Stakeholders including women professionals, said inadequate accommodation facilities and lack of role models are also discouraging the women from studying technical disciplines, especially engineering.

“The industries, especially the ones that require physically strenuous works, usually don’t want to welcome women as engineers,” said Fatima Mahnaz, a former student of Bangladesh University of Engineering and Technology (BUET).

Fatima, who is yet to begin her career, regretted that she did not see many female engineers for getting inspiration and that there is a stereotype which affects the women's interest as professionals.

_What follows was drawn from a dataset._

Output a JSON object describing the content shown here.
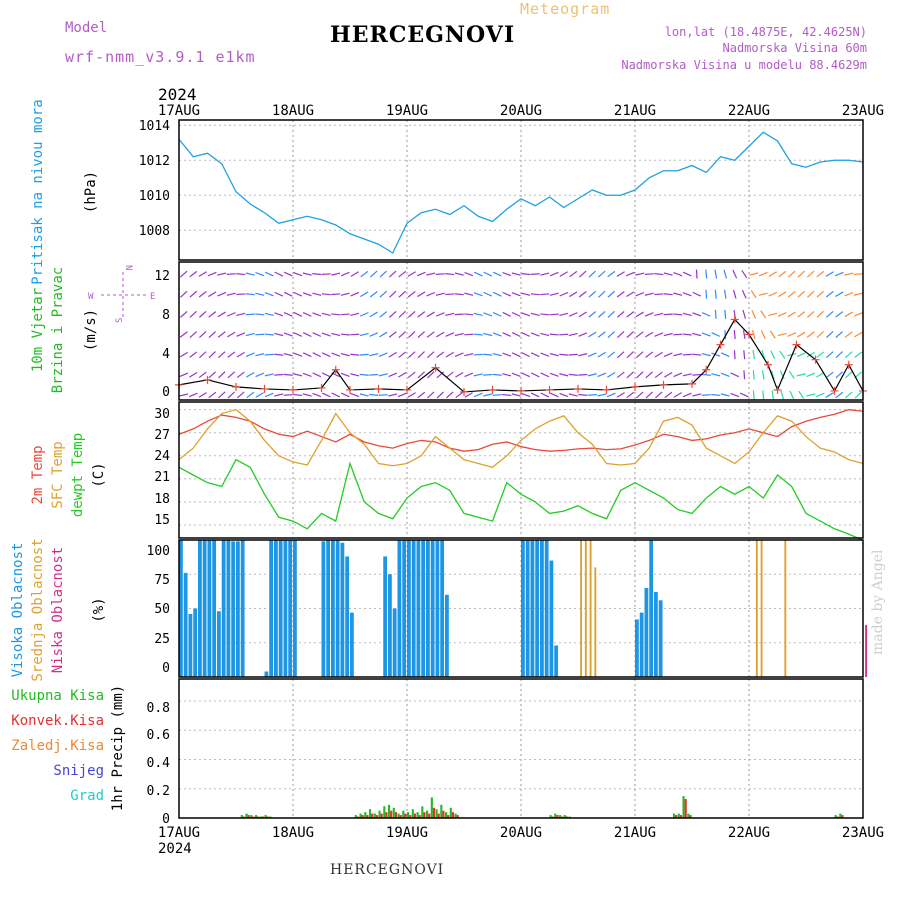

Khaleda Shahriar Kabir, the first female civil engineering graduate from BUET and a former additional director general of Bangladesh Water Development Board, recommended that female students would be inspired should they find role models in the country’s engineering sector.

The discussion on ‘Obstacles to engineering educatioin for women’ was organised by Prothom Alo, in association with Seven Rings Cement, at the newspaper's Karwan Bazar office.

Inadequate accommodation facilities in engineering universities are also a major obstacle to women's engineering education, according to Shamim Z Bosunia, a former BUET professor who is now associated with University of Asia Pacific.

BUET’s faculty of architecture and planning dean Farida Nilufar suggested that female engineering students should be given incentive at the university level so that they do not drop out.

She, however, said the number of female engineering students is gradually increasing although many of them are dropping out or not engaging in jobs on completion of graduation.

Citing research findings, Farida said only 4.4 per cent of the enrolled students of BUET was female in 1982-83 and 9.6 per cent in 1989-90 academic sessions.

The rate has increased to 22 per cent in 2018 session, she pointed out.

Architect Iqbal Habib insisted that the state should help provide day-care centre facilities in every industry for working mothers.

Seven Rings Cement’s director Tahmina Ahmed, BUET’s architecture department’s teacher Nesfun Nahar, road transport and bridges ministry’s deputy secretary Fahmida Hoque Khan, Development Design Consultants Limited's structural engineer Neli Mistri, CREATO’s founder and principal architect Sumaya Islam and Seven Rings Cement’s brand and communication director Atik Akbar spoke at the programme moderated by Prothom Alo associate editor Abdul Quayum.